Taipei, the gateway to Taiwan. And with Air New Zealand now operating non-stop flights between Auckland and this culturally breath-taking city, ask us about their best flights.
1. Rich history
Over the centuries many diverse cultures have inhabited Taiwan, including the Indigenous Taiwanese, Dutch, Spanish, Japanese, and Han Chinese. Take a closer look at historic influences such as Fort Santo Domingo in in Xinbei, built in 1629 by the Spanish and a beautiful spot for an afternoon picnic. Fort Zeelandia was built in the 17th century by the Dutch and The Chimei Museum offers a clear example of European-influenced architecture. In Taipei, the National Palace Museum is home to an extensive collection of Chinese imperial artefacts.
2. Taiwanese food
Go in search of Taiwanese street food. Night markets are hugely popular but Shilin Night Market is by far one of the most famous, and you won’t get a better selection. The Taiwanese also take their beef noodle soup very seriously, so much so, there’s even a national beef noodle festival. The discerning foodie should head to the luxurious W Taipei for an upmarket broth complete with stunning skyline views. We have Taiwan to thank for gua bao (steamed pork belly sandwich), bubble tea and xiaolongbao (steamed dumplings). Din Tai Fung is a chain restaurant arguably serving the world’s best xiaolongbao. Find the original eatery on XinYi Road, Taipei.
3. Baseball matches
Introduced in Taiwan more than 100 years ago by Japanese occupiers, and the nearest thing to a national sport, the Taiwanese go gaga for baseball. The country’s Chinese Professional Baseball League (CPBL) is the most popular top-tier baseball league to follow in Taiwan. Try and catch a game because it’s fun to watch and a great cultural experience. Xinzhuang Baseball Stadium in New Taipei City is a good place to experience a packed-out game. The island’s most popular team, the Chinatrust Brothers easily attract 10,000 plus fans every time they play here, and as you can imagine, the atmosphere is electric.
4. Water attractions
Sun Moon Lake is a beautiful destination for a short getaway. A huge body of water fringed by hotels, its sedentary atmosphere makes for a relaxing city escape. The archipelago of Penghu boasts tropical sands and plenty of beaches reachable via boats accessing the islands. It’s also a must for seafood lovers. Yangmingshan National Park is just a short bus ride from Taipei and features plentiful hot springs. Make sure you go to Xiaoyoukeng and see the geysers. For drop dead gorgeous beaches, Okinawa Island is the largest of the Japanese Okinawa Islands but closer to Taiwan than Japan, while Kenting National Park is home to stunning waterfalls but it’s the golden beaches near Kenting Street that are unmissable.
5. Movie highlights
For fans of Hayao Miyazaki anime (and who isn’t?) the Taiwanese town of Jiufen inspired the labyrinth town in Miyazaki's cult-movie, Spirited Away. The narrow streets, stairs and red lanterns are all found in the animation, with the town’s Grand Tea House supposedly influencing the film’s focal bathhouse. Then there’s Kenting National Park. If you’ve ever watched The Life of Pi, the deserted white-sand beach of tropical Mexico is actually Kenting Beach. Just 500m in length, you can visit the bay on the park’s west side. Enjoy fine swimming, snorkelling and scuba diving. It’s an exotic paradise and quite possibly Taiwan’s best-kept secret.
6. Rainbow Village
Rainbow Village is a former ex-military village, built hastily and cheaply decades prior. It is also the artist’s palette of local man, Huang Yung-Fu. He felt the village was too drab and has spent years painting hundreds of animals, dolls, airplanes and manga characters across the walls and alleys. It’s free to visit and there’s even a small souvenir shop run by Rainbow Grandpa’s (as he’s now affectionately known) grandson.

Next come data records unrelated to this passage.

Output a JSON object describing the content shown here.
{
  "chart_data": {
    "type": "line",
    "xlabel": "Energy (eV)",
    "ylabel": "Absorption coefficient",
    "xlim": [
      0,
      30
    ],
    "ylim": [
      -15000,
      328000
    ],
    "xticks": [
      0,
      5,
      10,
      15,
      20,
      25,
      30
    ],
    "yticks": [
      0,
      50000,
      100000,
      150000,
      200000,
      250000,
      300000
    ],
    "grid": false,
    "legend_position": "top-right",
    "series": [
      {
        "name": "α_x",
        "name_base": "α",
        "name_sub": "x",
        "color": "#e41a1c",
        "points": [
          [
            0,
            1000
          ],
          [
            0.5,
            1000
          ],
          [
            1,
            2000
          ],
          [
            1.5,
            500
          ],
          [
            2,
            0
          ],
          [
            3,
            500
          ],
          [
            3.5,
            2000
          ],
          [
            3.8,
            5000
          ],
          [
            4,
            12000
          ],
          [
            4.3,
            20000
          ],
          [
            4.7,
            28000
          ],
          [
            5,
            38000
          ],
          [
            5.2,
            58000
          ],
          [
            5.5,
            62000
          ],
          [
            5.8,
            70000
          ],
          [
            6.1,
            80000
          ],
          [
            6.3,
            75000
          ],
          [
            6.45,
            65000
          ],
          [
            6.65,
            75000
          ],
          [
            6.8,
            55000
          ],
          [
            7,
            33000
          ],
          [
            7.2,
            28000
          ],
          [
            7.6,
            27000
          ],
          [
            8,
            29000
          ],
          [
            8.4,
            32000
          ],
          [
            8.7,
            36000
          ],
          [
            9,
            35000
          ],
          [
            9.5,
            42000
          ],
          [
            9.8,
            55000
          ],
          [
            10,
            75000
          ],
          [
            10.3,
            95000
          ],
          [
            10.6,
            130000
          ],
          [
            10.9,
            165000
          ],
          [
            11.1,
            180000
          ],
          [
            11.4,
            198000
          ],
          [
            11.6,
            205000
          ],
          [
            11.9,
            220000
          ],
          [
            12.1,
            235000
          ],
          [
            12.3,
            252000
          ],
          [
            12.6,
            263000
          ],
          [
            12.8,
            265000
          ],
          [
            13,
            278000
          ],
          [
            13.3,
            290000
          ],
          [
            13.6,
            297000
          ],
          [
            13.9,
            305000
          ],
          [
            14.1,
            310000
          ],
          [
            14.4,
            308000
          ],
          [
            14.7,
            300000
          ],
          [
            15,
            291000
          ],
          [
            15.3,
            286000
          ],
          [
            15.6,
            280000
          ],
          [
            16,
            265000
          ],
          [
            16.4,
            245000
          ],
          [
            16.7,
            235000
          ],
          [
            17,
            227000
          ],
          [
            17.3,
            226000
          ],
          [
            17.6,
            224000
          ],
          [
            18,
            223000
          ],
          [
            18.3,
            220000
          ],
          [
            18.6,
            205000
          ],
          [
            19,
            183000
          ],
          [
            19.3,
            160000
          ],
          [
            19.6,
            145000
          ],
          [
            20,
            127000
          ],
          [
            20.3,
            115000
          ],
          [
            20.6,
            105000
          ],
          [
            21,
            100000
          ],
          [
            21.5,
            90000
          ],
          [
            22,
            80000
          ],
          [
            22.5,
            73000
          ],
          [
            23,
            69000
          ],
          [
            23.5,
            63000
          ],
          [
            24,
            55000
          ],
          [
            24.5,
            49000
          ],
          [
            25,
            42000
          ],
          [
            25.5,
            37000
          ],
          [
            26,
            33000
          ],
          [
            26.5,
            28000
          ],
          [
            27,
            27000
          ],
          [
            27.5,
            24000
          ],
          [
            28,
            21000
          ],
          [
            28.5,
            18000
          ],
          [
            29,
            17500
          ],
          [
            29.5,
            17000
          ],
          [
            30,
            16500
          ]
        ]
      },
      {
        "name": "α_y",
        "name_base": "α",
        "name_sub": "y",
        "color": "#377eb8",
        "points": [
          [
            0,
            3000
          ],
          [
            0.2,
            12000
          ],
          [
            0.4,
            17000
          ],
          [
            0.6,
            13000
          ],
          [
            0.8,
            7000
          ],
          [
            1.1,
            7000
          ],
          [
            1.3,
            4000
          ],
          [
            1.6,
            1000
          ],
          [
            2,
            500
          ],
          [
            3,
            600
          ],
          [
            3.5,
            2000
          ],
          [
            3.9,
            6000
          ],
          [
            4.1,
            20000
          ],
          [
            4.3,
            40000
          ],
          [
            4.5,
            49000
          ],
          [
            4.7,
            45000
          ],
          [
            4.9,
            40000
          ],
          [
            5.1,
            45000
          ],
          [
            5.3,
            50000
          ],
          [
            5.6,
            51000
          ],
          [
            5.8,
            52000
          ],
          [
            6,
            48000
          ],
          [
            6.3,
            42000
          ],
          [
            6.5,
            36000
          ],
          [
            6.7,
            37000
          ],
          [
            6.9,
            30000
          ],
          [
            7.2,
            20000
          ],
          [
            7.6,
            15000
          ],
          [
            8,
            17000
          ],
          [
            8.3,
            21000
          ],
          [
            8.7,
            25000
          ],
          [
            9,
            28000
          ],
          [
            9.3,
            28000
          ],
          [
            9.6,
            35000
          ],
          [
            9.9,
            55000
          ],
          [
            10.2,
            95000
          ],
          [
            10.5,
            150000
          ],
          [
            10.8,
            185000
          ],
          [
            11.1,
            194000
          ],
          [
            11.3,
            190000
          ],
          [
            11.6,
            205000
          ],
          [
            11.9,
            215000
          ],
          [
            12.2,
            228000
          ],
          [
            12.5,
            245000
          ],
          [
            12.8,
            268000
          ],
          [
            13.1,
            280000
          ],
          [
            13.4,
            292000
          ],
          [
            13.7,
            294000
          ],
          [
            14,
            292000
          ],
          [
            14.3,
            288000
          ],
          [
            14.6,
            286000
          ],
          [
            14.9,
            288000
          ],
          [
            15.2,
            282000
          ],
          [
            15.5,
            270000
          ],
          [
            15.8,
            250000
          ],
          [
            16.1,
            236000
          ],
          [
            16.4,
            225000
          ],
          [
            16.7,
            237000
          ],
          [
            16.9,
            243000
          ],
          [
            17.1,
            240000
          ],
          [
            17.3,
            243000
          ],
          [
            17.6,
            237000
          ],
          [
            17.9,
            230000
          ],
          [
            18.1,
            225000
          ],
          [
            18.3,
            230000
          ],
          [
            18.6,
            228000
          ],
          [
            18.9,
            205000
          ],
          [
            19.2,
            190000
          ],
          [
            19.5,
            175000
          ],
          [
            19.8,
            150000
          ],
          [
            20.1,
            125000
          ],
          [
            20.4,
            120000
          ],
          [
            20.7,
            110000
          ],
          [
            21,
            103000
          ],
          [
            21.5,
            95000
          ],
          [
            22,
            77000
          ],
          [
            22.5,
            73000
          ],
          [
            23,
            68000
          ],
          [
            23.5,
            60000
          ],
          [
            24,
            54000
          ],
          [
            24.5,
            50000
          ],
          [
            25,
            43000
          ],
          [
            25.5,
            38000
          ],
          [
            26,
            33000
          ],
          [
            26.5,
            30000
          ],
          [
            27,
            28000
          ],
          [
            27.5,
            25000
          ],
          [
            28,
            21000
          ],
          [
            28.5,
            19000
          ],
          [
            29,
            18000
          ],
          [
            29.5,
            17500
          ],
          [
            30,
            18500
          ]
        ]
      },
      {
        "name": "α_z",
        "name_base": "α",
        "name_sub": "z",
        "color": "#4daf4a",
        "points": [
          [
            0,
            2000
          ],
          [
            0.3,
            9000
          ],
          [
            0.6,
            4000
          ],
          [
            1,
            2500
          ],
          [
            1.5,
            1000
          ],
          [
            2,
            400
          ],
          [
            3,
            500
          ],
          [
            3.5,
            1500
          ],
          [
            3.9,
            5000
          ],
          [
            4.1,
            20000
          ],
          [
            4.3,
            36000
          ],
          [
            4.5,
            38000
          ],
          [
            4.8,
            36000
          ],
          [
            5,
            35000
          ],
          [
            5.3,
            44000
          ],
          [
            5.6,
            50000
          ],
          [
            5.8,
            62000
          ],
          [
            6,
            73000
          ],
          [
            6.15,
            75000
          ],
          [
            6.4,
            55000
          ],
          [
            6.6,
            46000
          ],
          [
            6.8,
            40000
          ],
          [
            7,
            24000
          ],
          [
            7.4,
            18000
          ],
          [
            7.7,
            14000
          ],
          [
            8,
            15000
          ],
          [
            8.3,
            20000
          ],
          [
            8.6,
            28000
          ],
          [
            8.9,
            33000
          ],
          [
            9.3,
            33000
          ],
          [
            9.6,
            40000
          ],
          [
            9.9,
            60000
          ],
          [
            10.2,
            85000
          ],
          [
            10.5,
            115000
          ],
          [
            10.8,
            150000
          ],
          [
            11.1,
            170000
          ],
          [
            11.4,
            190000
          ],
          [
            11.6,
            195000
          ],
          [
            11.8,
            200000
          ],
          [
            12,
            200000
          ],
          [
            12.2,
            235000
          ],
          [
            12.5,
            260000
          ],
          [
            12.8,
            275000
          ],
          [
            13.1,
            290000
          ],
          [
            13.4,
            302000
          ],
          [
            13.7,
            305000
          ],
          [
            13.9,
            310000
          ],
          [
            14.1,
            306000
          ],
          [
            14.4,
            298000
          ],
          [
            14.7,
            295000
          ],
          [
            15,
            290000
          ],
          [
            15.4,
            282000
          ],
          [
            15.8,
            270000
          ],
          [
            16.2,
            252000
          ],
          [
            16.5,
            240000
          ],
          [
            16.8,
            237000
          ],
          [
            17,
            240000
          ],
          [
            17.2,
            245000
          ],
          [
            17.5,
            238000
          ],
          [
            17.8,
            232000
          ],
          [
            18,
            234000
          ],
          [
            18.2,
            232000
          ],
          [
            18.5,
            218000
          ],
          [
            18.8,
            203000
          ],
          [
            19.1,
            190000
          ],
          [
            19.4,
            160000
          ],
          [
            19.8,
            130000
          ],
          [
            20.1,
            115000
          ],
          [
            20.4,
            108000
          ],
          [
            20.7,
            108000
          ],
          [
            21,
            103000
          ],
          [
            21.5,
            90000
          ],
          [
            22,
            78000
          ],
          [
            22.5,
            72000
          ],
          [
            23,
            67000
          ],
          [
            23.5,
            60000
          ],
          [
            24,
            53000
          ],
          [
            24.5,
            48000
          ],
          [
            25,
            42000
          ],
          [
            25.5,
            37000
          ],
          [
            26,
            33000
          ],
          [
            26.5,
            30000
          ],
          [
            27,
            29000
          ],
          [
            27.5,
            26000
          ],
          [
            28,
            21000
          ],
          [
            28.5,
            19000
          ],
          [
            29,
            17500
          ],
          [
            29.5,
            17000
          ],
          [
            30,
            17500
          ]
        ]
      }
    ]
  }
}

7. Native Taiwanese townships
Taiwan is also scattered with indigenous Austronesian tribes. A small island off the country’s southeastern coast is home to the most remotely located indigenous tribe: The Tao. On Taiwan’s east coast, the largest concentrations of indigenous tribes is found in Taitung and every summer, they hold the Festival of Austronesian and Formosa Indigenous Cultures. Swing by Dulan Sugar Factory Café in Taitung City for traditional and contemporary indigenous music, played live by indigenous singers who instigate impromptu jam sessions. Visitors are welcome to join in.